Rubble piles at the corner of 3rd Street and Belleview Avenue are all that remains of the long line of 150 kilns at the base of Big Mine Hill. After the last coal producer, the Big Mine, closed in 1952, Crested Butte looked like a goner. It slumbered until 1966, when the Mount Crested Butte Ski Area opened on the former Malensk Ranch, reinforcing a winter sports tradition traceable to the 1886 founding of the Crested Butte Snow Shoe and Toboggan Club. Because the ski area is three miles north of town and behind a mountain, Crested Butte was spared some of the intense development that has transformed Aspen, Breckenridge, and Telluride. Many nineteenth-century structures survive, albeit with often fanciful restorations and additions. Behind the wonderful scrolled wrought iron arch of the Crested Butte Cemetery (1879), tomb-stones tell of the short, hard, and dangerous lives of immigrant miners. The cemetery chapel contains the elaborate wooden altar, statues, and altar from St. Patrick's Catholic Church, now empty and for sale at 108 Maroon Avenue.

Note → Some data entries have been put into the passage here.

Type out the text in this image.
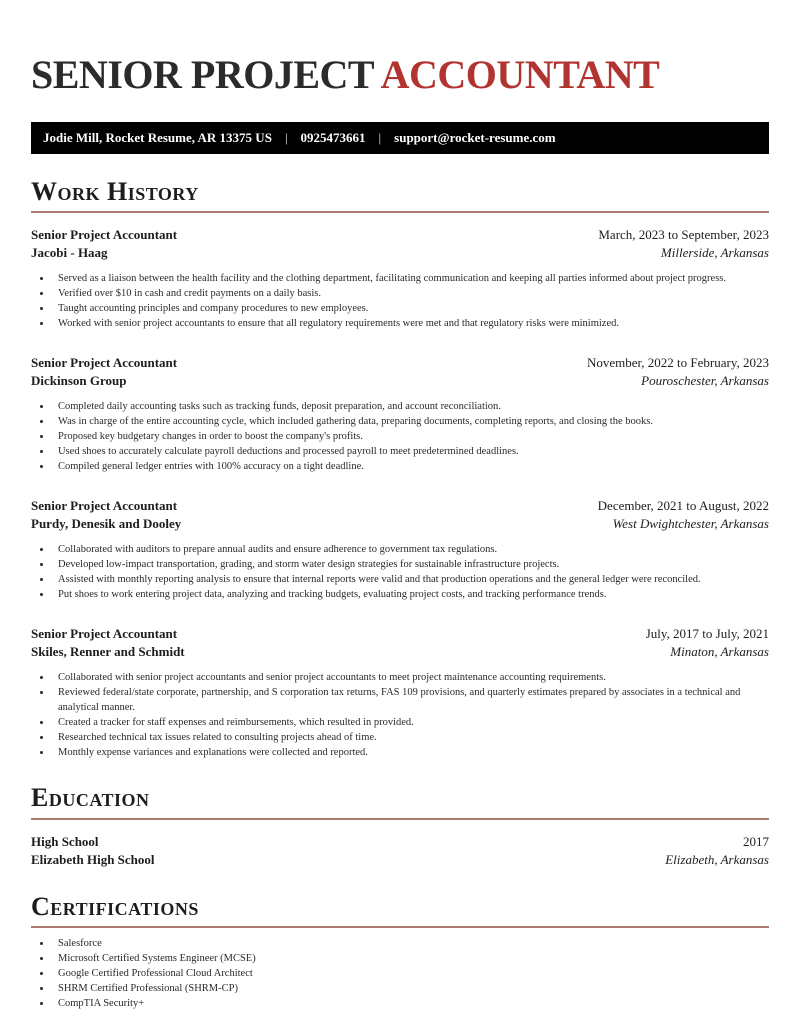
SENIOR PROJECT ACCOUNTANT
Jodie Mill, Rocket Resume, AR 13375 US | 0925473661 | support@rocket-resume.com
Work History
Senior Project Accountant	March, 2023 to September, 2023
Jacobi - Haag	Millerside, Arkansas
• Served as a liaison between the health facility and the clothing department, facilitating communication and keeping all parties informed about project progress.
• Verified over $10 in cash and credit payments on a daily basis.
• Taught accounting principles and company procedures to new employees.
• Worked with senior project accountants to ensure that all regulatory requirements were met and that regulatory risks were minimized.
Senior Project Accountant	November, 2022 to February, 2023
Dickinson Group	Pouroschester, Arkansas
• Completed daily accounting tasks such as tracking funds, deposit preparation, and account reconciliation.
• Was in charge of the entire accounting cycle, which included gathering data, preparing documents, completing reports, and closing the books.
• Proposed key budgetary changes in order to boost the company's profits.
• Used shoes to accurately calculate payroll deductions and processed payroll to meet predetermined deadlines.
• Compiled general ledger entries with 100% accuracy on a tight deadline.
Senior Project Accountant	December, 2021 to August, 2022
Purdy, Denesik and Dooley	West Dwightchester, Arkansas
• Collaborated with auditors to prepare annual audits and ensure adherence to government tax regulations.
• Developed low-impact transportation, grading, and storm water design strategies for sustainable infrastructure projects.
• Assisted with monthly reporting analysis to ensure that internal reports were valid and that production operations and the general ledger were reconciled.
• Put shoes to work entering project data, analyzing and tracking budgets, evaluating project costs, and tracking performance trends.
Senior Project Accountant	July, 2017 to July, 2021
Skiles, Renner and Schmidt	Minaton, Arkansas
• Collaborated with senior project accountants and senior project accountants to meet project maintenance accounting requirements.
• Reviewed federal/state corporate, partnership, and S corporation tax returns, FAS 109 provisions, and quarterly estimates prepared by associates in a technical and analytical manner.
• Created a tracker for staff expenses and reimbursements, which resulted in provided.
• Researched technical tax issues related to consulting projects ahead of time.
• Monthly expense variances and explanations were collected and reported.
Education
High School	2017
Elizabeth High School	Elizabeth, Arkansas
Certifications
• Salesforce
• Microsoft Certified Systems Engineer (MCSE)
• Google Certified Professional Cloud Architect
• SHRM Certified Professional (SHRM-CP)
• CompTIA Security+
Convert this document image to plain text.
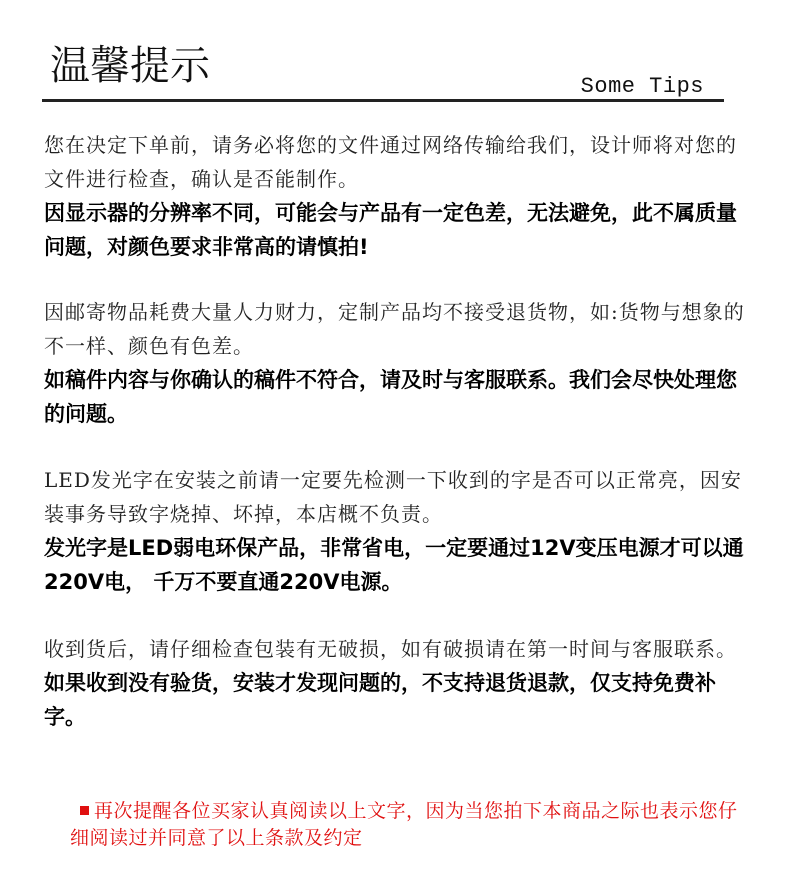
温馨提示	Some Tips

您在决定下单前，请务必将您的文件通过网络传输给我们，设计师将对您的文件进行检查，确认是否能制作。

因显示器的分辨率不同，可能会与产品有一定色差，无法避免，此不属质量问题，对颜色要求非常高的请慎拍!

因邮寄物品耗费大量人力财力，定制产品均不接受退货物，如:货物与想象的不一样、颜色有色差。

如稿件内容与你确认的稿件不符合，请及时与客服联系。我们会尽快处理您的问题。

LED发光字在安装之前请一定要先检测一下收到的字是否可以正常亮，因安装事务导致字烧掉、坏掉，本店概不负责。

发光字是LED弱电环保产品，非常省电，一定要通过12V变压电源才可以通220V电， 千万不要直通220V电源。

收到货后，请仔细检查包装有无破损，如有破损请在第一时间与客服联系。

如果收到没有验货，安装才发现问题的，不支持退货退款，仅支持免费补字。

再次提醒各位买家认真阅读以上文字，因为当您拍下本商品之际也表示您仔细阅读过并同意了以上条款及约定
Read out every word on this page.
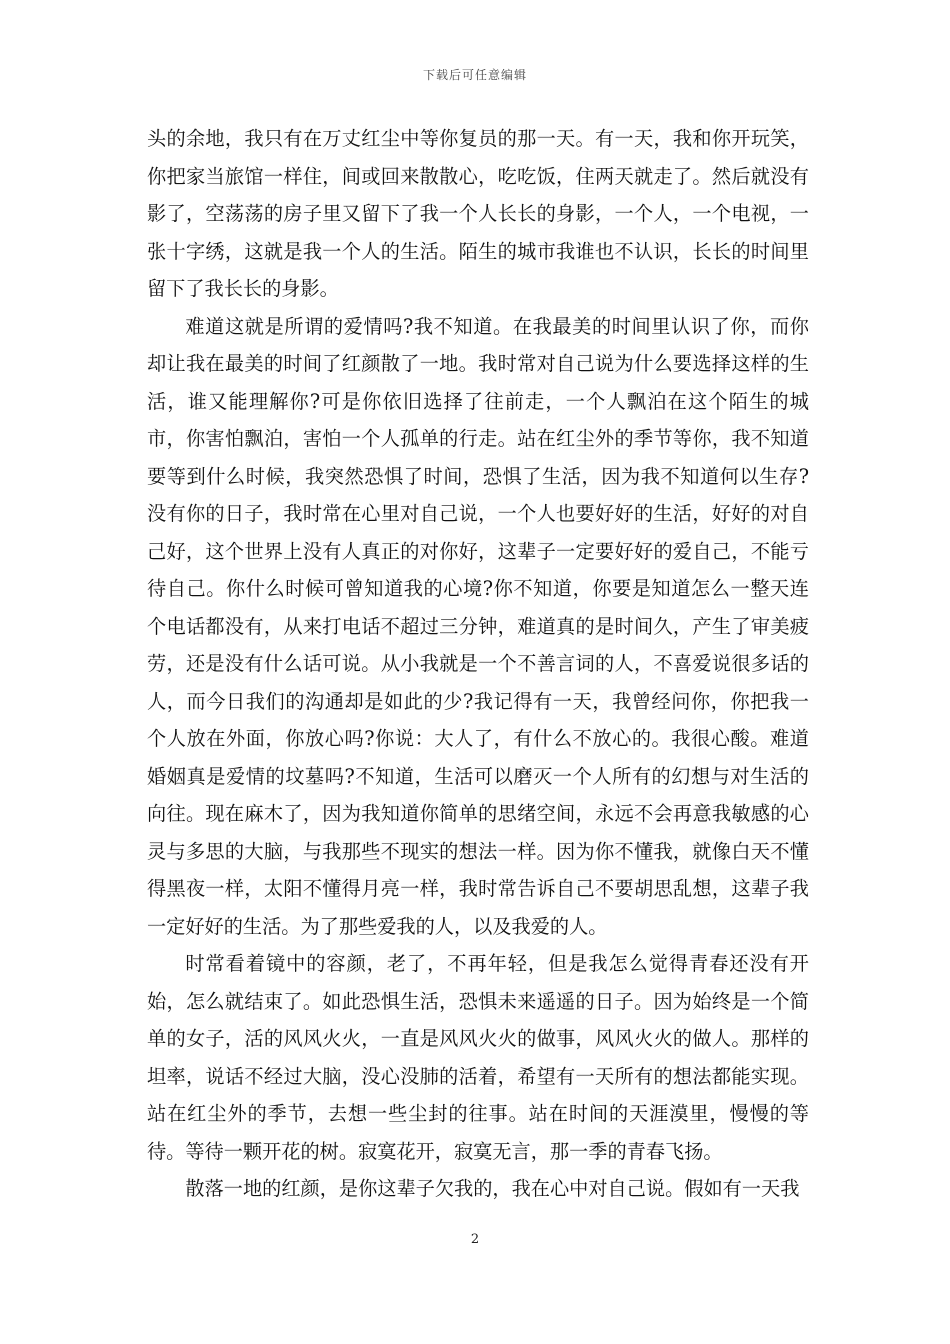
下载后可任意编辑

头的余地，我只有在万丈红尘中等你复员的那一天。有一天，我和你开玩笑，你把家当旅馆一样住，间或回来散散心，吃吃饭，住两天就走了。然后就没有影了，空荡荡的房子里又留下了我一个人长长的身影，一个人，一个电视，一张十字绣，这就是我一个人的生活。陌生的城市我谁也不认识，长长的时间里留下了我长长的身影。

难道这就是所谓的爱情吗?我不知道。在我最美的时间里认识了你，而你却让我在最美的时间了红颜散了一地。我时常对自己说为什么要选择这样的生活，谁又能理解你?可是你依旧选择了往前走，一个人飘泊在这个陌生的城市，你害怕飘泊，害怕一个人孤单的行走。站在红尘外的季节等你，我不知道要等到什么时候，我突然恐惧了时间，恐惧了生活，因为我不知道何以生存?没有你的日子，我时常在心里对自己说，一个人也要好好的生活，好好的对自己好，这个世界上没有人真正的对你好，这辈子一定要好好的爱自己，不能亏待自己。你什么时候可曾知道我的心境?你不知道，你要是知道怎么一整天连个电话都没有，从来打电话不超过三分钟，难道真的是时间久，产生了审美疲劳，还是没有什么话可说。从小我就是一个不善言词的人，不喜爱说很多话的人，而今日我们的沟通却是如此的少?我记得有一天，我曾经问你，你把我一个人放在外面，你放心吗?你说：大人了，有什么不放心的。我很心酸。难道婚姻真是爱情的坟墓吗?不知道，生活可以磨灭一个人所有的幻想与对生活的向往。现在麻木了，因为我知道你简单的思绪空间，永远不会再意我敏感的心灵与多思的大脑，与我那些不现实的想法一样。因为你不懂我，就像白天不懂得黑夜一样，太阳不懂得月亮一样，我时常告诉自己不要胡思乱想，这辈子我一定好好的生活。为了那些爱我的人，以及我爱的人。

时常看着镜中的容颜，老了，不再年轻，但是我怎么觉得青春还没有开始，怎么就结束了。如此恐惧生活，恐惧未来遥遥的日子。因为始终是一个简单的女子，活的风风火火，一直是风风火火的做事，风风火火的做人。那样的坦率，说话不经过大脑，没心没肺的活着，希望有一天所有的想法都能实现。站在红尘外的季节，去想一些尘封的往事。站在时间的天涯漠里，慢慢的等待。等待一颗开花的树。寂寞花开，寂寞无言，那一季的青春飞扬。

散落一地的红颜，是你这辈子欠我的，我在心中对自己说。假如有一天我

2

The Crested Butte Historic District (NRD) is roughly bounded by Whiterock and Maroon avenues, between 1st and 8th streets. New buildings within the district, such as the Crested Butte Brew Pub (1991), 226 Elk Avenue, the Crested Beauty Bed and Breakfast Inn (1992, Alex Ortiz), 329 Whiterock Avenue, and the fire station (1974), 306 Maroon Avenue, all play on traditional massing and materials.